A life of pain yet protection.. help me understand!
I feel like for every comfort I have, there are also so many pains and tragedies that I have dealt with. For example, the year when I retook my uni entrance exams cost my parents so much money in tuition they did not go back to visit their parents in their home country for a while (6 years for my dad :( while 5 years for my mom before she lost her dad earlier this year) and my marks only marginally improved in that retake. Yet, I live in a safe country with them where me and my sister have slowly but surely moved on to the next level of education in reputed institutions. I am 23 and still confused by what to do with my life, what career to go into, how much I have denied myself out of guilt from just not doing well in my education (e.g. travelling, partying, choosing a course that I want) and I don't know how to give my parents thanks and help them. I'm not in poverty but I have been stuck in middle class for so long. Things like concerts that school peers attended when they were 13 or 14, I am now experiencing for the first time at 23! With my own money too.
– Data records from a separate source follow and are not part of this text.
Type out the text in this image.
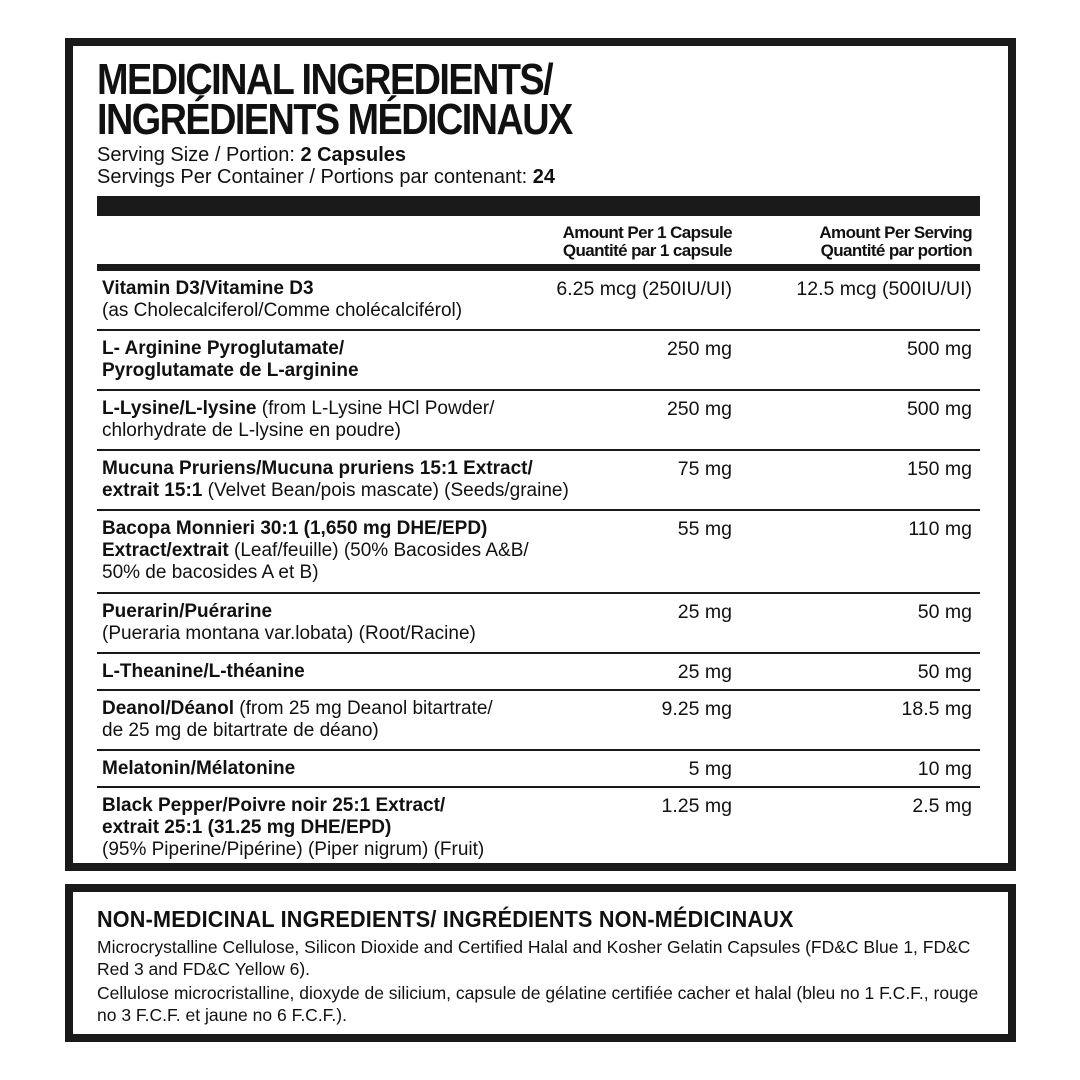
MEDICINAL INGREDIENTS/
INGRÉDIENTS MÉDICINAUX
Serving Size / Portion: 2 Capsules
Servings Per Container / Portions par contenant: 24
Amount Per 1 Capsule
Quantité par 1 capsule
Amount Per Serving
Quantité par portion
Vitamin D3/Vitamine D3
(as Cholecalciferol/Comme cholécalciférol)
6.25 mcg (250IU/UI)	12.5 mcg (500IU/UI)
L- Arginine Pyroglutamate/
Pyroglutamate de L-arginine
250 mg	500 mg
L-Lysine/L-lysine (from L-Lysine HCl Powder/
chlorhydrate de L-lysine en poudre)
250 mg	500 mg
Mucuna Pruriens/Mucuna pruriens 15:1 Extract/
extrait 15:1 (Velvet Bean/pois mascate) (Seeds/graine)
75 mg	150 mg
Bacopa Monnieri 30:1 (1,650 mg DHE/EPD)
Extract/extrait (Leaf/feuille) (50% Bacosides A&B/
50% de bacosides A et B)
55 mg	110 mg
Puerarin/Puérarine
(Pueraria montana var.lobata) (Root/Racine)
25 mg	50 mg
L-Theanine/L-théanine	25 mg	50 mg
Deanol/Déanol (from 25 mg Deanol bitartrate/
de 25 mg de bitartrate de déano)
9.25 mg	18.5 mg
Melatonin/Mélatonine	5 mg	10 mg
Black Pepper/Poivre noir 25:1 Extract/
extrait 25:1 (31.25 mg DHE/EPD)
(95% Piperine/Pipérine) (Piper nigrum) (Fruit)
1.25 mg	2.5 mg
NON-MEDICINAL INGREDIENTS/ INGRÉDIENTS NON-MÉDICINAUX

Microcrystalline Cellulose, Silicon Dioxide and Certified Halal and Kosher Gelatin Capsules (FD&C Blue 1, FD&C Red 3 and FD&C Yellow 6).

Cellulose microcristalline, dioxyde de silicium, capsule de gélatine certifiée cacher et halal (bleu no 1 F.C.F., rouge no 3 F.C.F. et jaune no 6 F.C.F.).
I also feel pressured by my parents to go into a particular profession (Medicine) but I simply don't have the highest grades currently and will graduate only decently from University.
Mainly, I need advice on:
Best career fields for me to choose (I am in engineering currently with a year of undergrad left) or at least explore as a start. Do suggest any masters/post grad degree if you think it is relevant.
What kind of spiritual guidance to seek to alleviate my worries! Or it can be hobbies too, doesn't have to be strictly that
Any honest warnings or advice to at least approach life realistically without having too much hope.. I already am just happy to survive...
(Very secondary) any advice for love or relationships?